Here in the Miami of The Midlands, Dudley, based at Chateau Grump, Mrs Grump and I are very lucky to have good neighbours. Everybody needs good neighbours. With a little understanding, you can find the perfect friend or so the TV soap will have you believe.
I say this of course not including the evil b*stard cat who lives next door. I try not to think of him. I hate him. Sometimes when I leave for work, holding toast in my mouth, a man bag with one hand, car key in the other and negotiating entry into my vehicle, I see him sitting in the window, looking at me, like I’m some sort of putrid, sub human scumball’s festering undercarriage. I admit, I have flicked the bird at him. There’s nothing wrong with that. He’s an arsehole.
The UK was battered with strong winds a few weeks back and one of the fence panels between our house and the non-evil-cat-owning neighbour, Audrey, became a casualty. The fence panel was the responsibility of Audrey. We get on very well so I didn’t have a problem with it as long as her two young boys didn’t come into our garden and leave a burning vehicle on our lawn and have an all night rave again.

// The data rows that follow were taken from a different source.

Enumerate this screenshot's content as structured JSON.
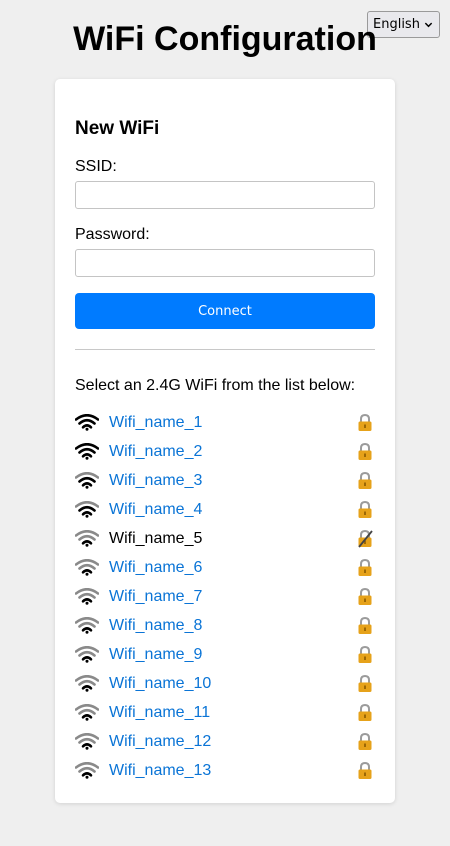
{
  "language": {
    "selected": "English"
  },
  "title": "WiFi Configuration",
  "form": {
    "heading": "New WiFi",
    "ssid_label": "SSID:",
    "ssid_value": "",
    "password_label": "Password:",
    "password_value": "",
    "connect_label": "Connect"
  },
  "list_heading": "Select an 2.4G WiFi from the list below:",
  "networks": [
    {
      "name": "Wifi_name_1",
      "signal_bars": 3,
      "secured": true,
      "link": true
    },
    {
      "name": "Wifi_name_2",
      "signal_bars": 3,
      "secured": true,
      "link": true
    },
    {
      "name": "Wifi_name_3",
      "signal_bars": 2,
      "secured": true,
      "link": true
    },
    {
      "name": "Wifi_name_4",
      "signal_bars": 2,
      "secured": true,
      "link": true
    },
    {
      "name": "Wifi_name_5",
      "signal_bars": 1,
      "secured": false,
      "link": false
    },
    {
      "name": "Wifi_name_6",
      "signal_bars": 1,
      "secured": true,
      "link": true
    },
    {
      "name": "Wifi_name_7",
      "signal_bars": 1,
      "secured": true,
      "link": true
    },
    {
      "name": "Wifi_name_8",
      "signal_bars": 1,
      "secured": true,
      "link": true
    },
    {
      "name": "Wifi_name_9",
      "signal_bars": 1,
      "secured": true,
      "link": true
    },
    {
      "name": "Wifi_name_10",
      "signal_bars": 1,
      "secured": true,
      "link": true
    },
    {
      "name": "Wifi_name_11",
      "signal_bars": 1,
      "secured": true,
      "link": true
    },
    {
      "name": "Wifi_name_12",
      "signal_bars": 1,
      "secured": true,
      "link": true
    },
    {
      "name": "Wifi_name_13",
      "signal_bars": 1,
      "secured": true,
      "link": true
    }
  ],
  "colors": {
    "accent": "#007bff",
    "link": "#0a74d6",
    "background": "#efefef",
    "signal_strong": "#000000",
    "signal_weak": "#8a8a8a",
    "lock": "#e6a21a"
  }
}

Now she did promise to get the fence panel replaced, and I did believe her but I thought a subtle hint would be needed. Just to y’know, give a little friendly reminder. What’s more subtle than a little bit of friendly trespassing?
As I went to do the manly chore of putting the bins out, I decided to just stroll into Audrey’s garden. I crossed that threshold, stepped onto the lawn, strode confidently towards the new trampoline, unzipped……. the safety netting, removed my flip flops, stepped in and started jumping around.

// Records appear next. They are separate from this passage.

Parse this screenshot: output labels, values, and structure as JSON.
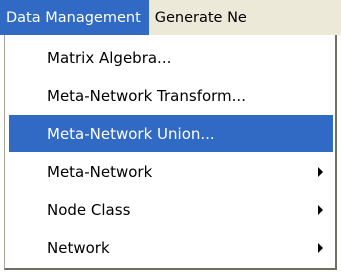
{
  "menubar": {
    "items": [
      {
        "label": "Data Management"
      },
      {
        "label": "Generate Ne"
      }
    ]
  },
  "menu": {
    "items": [
      {
        "label": "Matrix Algebra...",
        "submenu": false
      },
      {
        "label": "Meta-Network Transform...",
        "submenu": false
      },
      {
        "label": "Meta-Network Union...",
        "submenu": false,
        "highlighted": true
      },
      {
        "label": "Meta-Network",
        "submenu": true
      },
      {
        "label": "Node Class",
        "submenu": true
      },
      {
        "label": "Network",
        "submenu": true
      }
    ]
  },
  "colors": {
    "highlight": "#316ac5",
    "menubar_bg": "#ece9d8"
  }
}
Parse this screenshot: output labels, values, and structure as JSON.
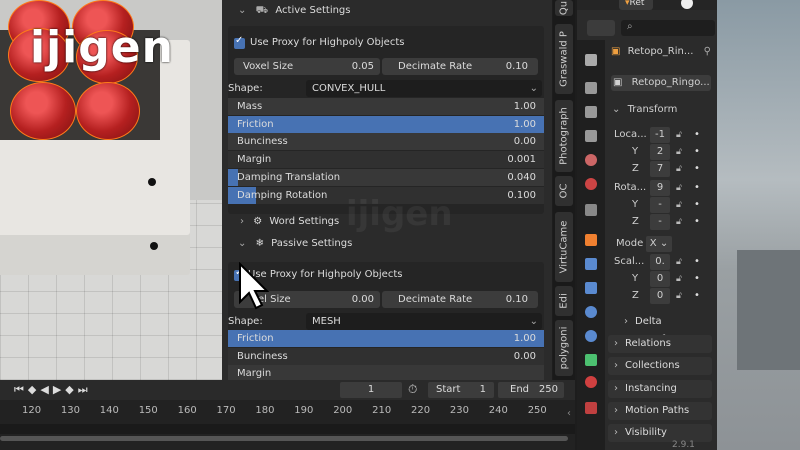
{
  "brand": {
    "logo_text": "ijigen",
    "watermark": "ijigen"
  },
  "physics_panel": {
    "active_header": "Active Settings",
    "active": {
      "use_proxy_label": "Use Proxy for Highpoly Objects",
      "voxel_size_label": "Voxel Size",
      "voxel_size_value": "0.05",
      "decimate_rate_label": "Decimate Rate",
      "decimate_rate_value": "0.10",
      "shape_label": "Shape:",
      "shape_value": "CONVEX_HULL",
      "properties": [
        {
          "label": "Mass",
          "value": "1.00"
        },
        {
          "label": "Friction",
          "value": "1.00"
        },
        {
          "label": "Bunciness",
          "value": "0.00"
        },
        {
          "label": "Margin",
          "value": "0.001"
        },
        {
          "label": "Damping Translation",
          "value": "0.040"
        },
        {
          "label": "Damping  Rotation",
          "value": "0.100"
        }
      ]
    },
    "word_settings_header": "Word Settings",
    "passive_header": "Passive Settings",
    "passive": {
      "use_proxy_label": "Use Proxy for Highpoly Objects",
      "voxel_size_label": "el Size",
      "voxel_size_value": "0.00",
      "decimate_rate_label": "Decimate Rate",
      "decimate_rate_value": "0.10",
      "shape_label": "Shape:",
      "shape_value": "MESH",
      "properties": [
        {
          "label": "Friction",
          "value": "1.00"
        },
        {
          "label": "Bunciness",
          "value": "0.00"
        },
        {
          "label": "Margin",
          "value": ""
        }
      ]
    }
  },
  "side_tabs": [
    "Qu",
    "Graswald P",
    "Photograph",
    "OC",
    "VirtuCame",
    "Edi",
    "polygoni"
  ],
  "timeline": {
    "current_frame": "1",
    "start_label": "Start",
    "start_value": "1",
    "end_label": "End",
    "end_value": "250",
    "ticks": [
      "120",
      "130",
      "140",
      "150",
      "160",
      "170",
      "180",
      "190",
      "200",
      "210",
      "220",
      "230",
      "240",
      "250"
    ]
  },
  "object_props": {
    "header_tag": "Ret",
    "object_name": "Retopo_Rin...",
    "data_name": "Retopo_Ringo...",
    "transform_header": "Transform",
    "location_label": "Loca...",
    "location": {
      "x": "-1",
      "y": "2",
      "z": "7"
    },
    "rotation_label": "Rota...",
    "rotation": {
      "x": "9",
      "y": "-",
      "z": "-"
    },
    "mode_label": "Mode",
    "mode_value": "X",
    "scale_label": "Scal...",
    "scale": {
      "x": "0.",
      "y": "0",
      "z": "0"
    },
    "axis_labels": {
      "y": "Y",
      "z": "Z"
    },
    "sections": [
      "Delta Transform",
      "Relations",
      "Collections",
      "Instancing",
      "Motion Paths",
      "Visibility"
    ],
    "version": "2.9.1"
  },
  "colors": {
    "accent": "#4772b3",
    "panel": "#2b2b2b",
    "field": "#3c3c3c"
  }
}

I bounced and bounced up and down, up and down and with a big grin I turned to face the house. Audrey’s lounge is at the back so I would definitely be spotted.
As I faced the house, sure enough, I had been spotted.
By two complete strangers, both women, wide eyed and open mouthed, looking fearfully at this spectacle before them.
To them, from nowhere, a bald man had just appeared in the garden, as majestically as David Copperfield appearing on the other side of the Great Wall of China. He (the bald man, me, not David Copperfield) had aimed straight for the trampoline and climbed inside the netting and started bouncing around. They were unaware of the fence panel situation.
With baldness, complete baldness, unfortunately, comes the stigma of being labelled a potential psychopath or even a racist, neither of which are particularly welcomed into a Dudley back garden.
It’s a strange thing to be smiling and bouncing around, rediscovering the simplistic pleasure of bouncing, only to then face a look of complete fear that you might be dangerous and the obvious panic that can be seen in a stranger’s eyes.
Now, Audrey came to her door, laughing at my antics and simultaneously releasing the boys to excitedly run towards the bouncing bald man and join him in the bouncathon.
“Hello neighbour. When are you getting the fence panel fixed?”
I soon had to vacate the confines of the trampoline enclosure as I could start to feel my recently eaten Spanish omelette trying to make its way backwards.
Well it worked because the fence panel has now been replaced.
The lesson learned here? A subtle hint which includes trespassing, using David Copperfield showmanship, being bald, using children’s playthings and scaring complete strangers gets results!
I’m just looking for a smoke machine on eBay to increase the showmanship should I need to do any more subtle hints.